Förderungen für barrierefreies Bauen

Förderungen barrierefrei wohnen

In jedem Bundesland sind die Förderungen unterschiedlich!

Möchten Sie sich gerne genauer zu einem Bau oder Umbau informieren, helfen kostenlose und unabhängige Beratungsstellen weiter. Holen Sie sich Tipps und Ideen für die Planung oder lassen Sie sich bei der Finanzierung behilflich sein.

Umbauten für Seniorenwohnungen beispielsweise, werden in allen Bundesländern Österreichs gefördert. Über die jeweiligen Wohnbauförderungen informieren Sie sich am besten auf den Websites der jeweiligen Bundesländer.

Wenn Sie nach einer neuen Wohnung in Ihrem Bundesland Ausschau halten, informieren Sie sich vorab bei Ihrem Immobilienmakler, ob barrierefreies Umbauen erlaubt ist!

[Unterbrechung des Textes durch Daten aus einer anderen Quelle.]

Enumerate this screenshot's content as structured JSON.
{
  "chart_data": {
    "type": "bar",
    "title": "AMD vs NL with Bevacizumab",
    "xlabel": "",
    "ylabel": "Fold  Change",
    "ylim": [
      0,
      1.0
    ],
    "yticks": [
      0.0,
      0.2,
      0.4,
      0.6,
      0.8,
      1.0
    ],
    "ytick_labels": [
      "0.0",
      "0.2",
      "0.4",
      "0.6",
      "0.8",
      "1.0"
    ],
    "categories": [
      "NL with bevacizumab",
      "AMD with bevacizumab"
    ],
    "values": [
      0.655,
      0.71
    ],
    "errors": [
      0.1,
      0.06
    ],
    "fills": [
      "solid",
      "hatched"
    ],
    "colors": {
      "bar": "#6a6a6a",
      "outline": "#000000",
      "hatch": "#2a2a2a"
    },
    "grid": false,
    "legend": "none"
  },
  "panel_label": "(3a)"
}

Inzwischen gibt es vielfältige Möglichkeiten, um ein barrierefreies Wohnen zu ermöglichen. Manchmal kann schon mit ein wenig Aufwand mehr Lebensqualität garantiert werden. Beachten Sie die nötigen wohnlichen Voraussetzungen, holen Sie sich bei Bedarf eine Genehmigung und informieren Sie sich über lokale Förderungen. Wir wünschen einen erfolgreichen Umbau!